When he had finished the prayer, Pitamakan took the drill in the palms of his hands and set the point of it in the small rough hole in the birch. We had already gathered some dry birch bark, and I held some of it, shredded into a fluffy mass, close round the drill and the pole.

"Now, fire come!" Pitamakan exclaimed and began to twirl the drill between his hands, at the same time pressing it firmly down in the hole.

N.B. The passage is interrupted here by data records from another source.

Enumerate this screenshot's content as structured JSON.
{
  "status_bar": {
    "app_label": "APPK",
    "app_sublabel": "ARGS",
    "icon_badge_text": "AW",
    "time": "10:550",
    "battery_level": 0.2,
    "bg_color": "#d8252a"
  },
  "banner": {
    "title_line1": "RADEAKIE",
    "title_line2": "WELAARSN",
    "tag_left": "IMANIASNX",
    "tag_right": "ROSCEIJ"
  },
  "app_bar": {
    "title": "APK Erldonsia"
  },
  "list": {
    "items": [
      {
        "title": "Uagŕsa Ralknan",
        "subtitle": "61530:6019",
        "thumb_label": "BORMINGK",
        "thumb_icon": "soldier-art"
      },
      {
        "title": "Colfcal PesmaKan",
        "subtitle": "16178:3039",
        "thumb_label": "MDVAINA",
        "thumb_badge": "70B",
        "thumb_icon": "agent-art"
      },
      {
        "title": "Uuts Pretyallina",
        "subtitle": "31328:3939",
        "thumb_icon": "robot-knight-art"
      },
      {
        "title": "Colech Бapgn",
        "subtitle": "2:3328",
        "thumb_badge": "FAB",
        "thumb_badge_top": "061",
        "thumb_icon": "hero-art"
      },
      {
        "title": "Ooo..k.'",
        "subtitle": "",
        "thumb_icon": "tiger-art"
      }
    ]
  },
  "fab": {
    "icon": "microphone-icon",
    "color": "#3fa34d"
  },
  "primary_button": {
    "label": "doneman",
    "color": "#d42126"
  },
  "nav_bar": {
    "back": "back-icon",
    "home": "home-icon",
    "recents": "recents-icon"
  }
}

But no smoke came. What was the reason? He stopped and raised the drill; we felt of it and the hole; both were very hot and I suggested that we take turns drilling, changing about in the least possible time. We tried it, and oh, how anxiously we watched for success, drilling and drilling for our very lives, drilling turn about until our muscles were so strained that we could not give the stick another twirl! Then we dropped back and stared at each other. Our experiment had failed. Night was coming on. Our wet clothing was beginning to freeze, and there was the river between us and the shelter of our cave.

The outlook seemed hopeless, and I said so. Pitamakan said nothing; his eyes had a strange, vacant expression. "We can do nothing," I repeated. "Right here we have to die."

Still he did not answer, or even look at me, and I said to myself, "He has gone mad!"